La politique française d’exportation des armements a été modelée par plusieurs décennies de succès l’ayant amenée au pied du podium des exportations mondiales dès le milieu des années 60, en dépit du traumatisme de la Seconde Guerre mondiale et de l’occupation allemande.
Celle-ci s’articulait alors autour de deux approches complémentaires. D’abord, des partenariats industriels de défense qui donneront naissance à de nombreux programmes de la guerre froide comme le chasseur bombardier Sepecat Jaguar, les avions de patrouille maritime Breguet Atlantic, les missiles antichars Milan et HOT ou encore les chasseurs de mines Tripartites.
Tous ces programmes en coopération ont été menés avec les voisins européens de la France : Allemagne, Italie, Grande-Bretagne, Belgique et Pays-Bas.

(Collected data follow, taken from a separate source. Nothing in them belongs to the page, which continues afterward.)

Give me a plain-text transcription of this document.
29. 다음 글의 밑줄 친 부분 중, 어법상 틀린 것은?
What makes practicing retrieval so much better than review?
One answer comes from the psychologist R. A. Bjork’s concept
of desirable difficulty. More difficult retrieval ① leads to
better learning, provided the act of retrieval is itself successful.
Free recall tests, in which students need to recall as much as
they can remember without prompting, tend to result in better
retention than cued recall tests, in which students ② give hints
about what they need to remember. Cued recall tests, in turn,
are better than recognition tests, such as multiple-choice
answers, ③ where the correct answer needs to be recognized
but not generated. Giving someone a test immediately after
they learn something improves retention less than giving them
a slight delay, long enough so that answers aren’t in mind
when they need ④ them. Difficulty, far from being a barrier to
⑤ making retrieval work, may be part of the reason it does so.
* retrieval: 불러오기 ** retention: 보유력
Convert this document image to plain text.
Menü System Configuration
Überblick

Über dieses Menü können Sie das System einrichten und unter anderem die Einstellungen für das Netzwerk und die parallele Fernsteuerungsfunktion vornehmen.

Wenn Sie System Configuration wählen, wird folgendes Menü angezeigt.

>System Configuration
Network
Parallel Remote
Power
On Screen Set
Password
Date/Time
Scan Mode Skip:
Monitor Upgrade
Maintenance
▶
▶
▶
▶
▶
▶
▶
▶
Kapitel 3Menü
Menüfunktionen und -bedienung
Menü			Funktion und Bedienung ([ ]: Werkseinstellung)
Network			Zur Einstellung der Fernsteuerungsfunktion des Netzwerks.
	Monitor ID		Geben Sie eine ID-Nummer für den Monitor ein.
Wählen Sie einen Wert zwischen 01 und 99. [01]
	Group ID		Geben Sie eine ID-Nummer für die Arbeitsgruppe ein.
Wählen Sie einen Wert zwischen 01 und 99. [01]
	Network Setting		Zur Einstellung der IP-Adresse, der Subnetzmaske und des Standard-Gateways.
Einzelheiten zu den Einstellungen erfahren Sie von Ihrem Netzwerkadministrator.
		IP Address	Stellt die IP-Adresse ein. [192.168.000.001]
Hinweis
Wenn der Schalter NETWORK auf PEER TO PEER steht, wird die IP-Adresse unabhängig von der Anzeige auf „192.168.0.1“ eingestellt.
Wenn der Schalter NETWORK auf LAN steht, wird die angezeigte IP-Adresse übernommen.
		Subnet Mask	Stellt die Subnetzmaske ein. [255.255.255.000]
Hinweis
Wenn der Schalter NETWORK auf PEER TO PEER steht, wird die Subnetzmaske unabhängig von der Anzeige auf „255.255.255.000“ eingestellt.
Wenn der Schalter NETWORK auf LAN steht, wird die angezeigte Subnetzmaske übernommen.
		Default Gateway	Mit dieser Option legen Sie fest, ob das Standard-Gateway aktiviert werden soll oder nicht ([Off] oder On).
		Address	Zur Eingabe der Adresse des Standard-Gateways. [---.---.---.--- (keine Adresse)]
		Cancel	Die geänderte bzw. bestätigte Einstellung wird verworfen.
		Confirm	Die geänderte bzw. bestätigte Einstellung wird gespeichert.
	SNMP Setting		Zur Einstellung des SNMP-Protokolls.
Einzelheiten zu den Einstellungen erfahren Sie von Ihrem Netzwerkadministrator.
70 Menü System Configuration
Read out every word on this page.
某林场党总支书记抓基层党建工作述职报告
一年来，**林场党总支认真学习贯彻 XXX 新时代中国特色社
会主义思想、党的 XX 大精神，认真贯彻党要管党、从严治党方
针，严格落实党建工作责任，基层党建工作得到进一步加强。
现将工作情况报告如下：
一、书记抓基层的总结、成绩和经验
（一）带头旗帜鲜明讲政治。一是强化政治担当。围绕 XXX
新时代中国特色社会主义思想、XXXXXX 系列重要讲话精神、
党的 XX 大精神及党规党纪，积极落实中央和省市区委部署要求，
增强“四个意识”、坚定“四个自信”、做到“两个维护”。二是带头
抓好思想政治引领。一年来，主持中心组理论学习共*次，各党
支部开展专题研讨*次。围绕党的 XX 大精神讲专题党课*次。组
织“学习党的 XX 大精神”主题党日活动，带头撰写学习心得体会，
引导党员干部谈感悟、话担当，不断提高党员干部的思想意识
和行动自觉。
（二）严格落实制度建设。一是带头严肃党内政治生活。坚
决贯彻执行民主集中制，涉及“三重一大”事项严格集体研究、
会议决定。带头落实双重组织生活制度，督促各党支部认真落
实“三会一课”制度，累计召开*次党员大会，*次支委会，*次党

La politique française d’exportation des armements depuis 1945
En même temps, Paris multipliait les succès en matière d’exportation d’équipement, notamment vers les pays du Moyen-Orient (Israël puis Arabie Saoudite, Irak, Qatar et EAU), en Europe (Belgique, Grèce, Espagne), en Amérique du Sud (Brésil, Argentine, Chili, Pérou), en Afrique (Maroc, Égypte, Afrique du Sud, Libye..) ainsi qu’en Asie-Pacifique (Pakistan, Inde, Australie, Taïwan..).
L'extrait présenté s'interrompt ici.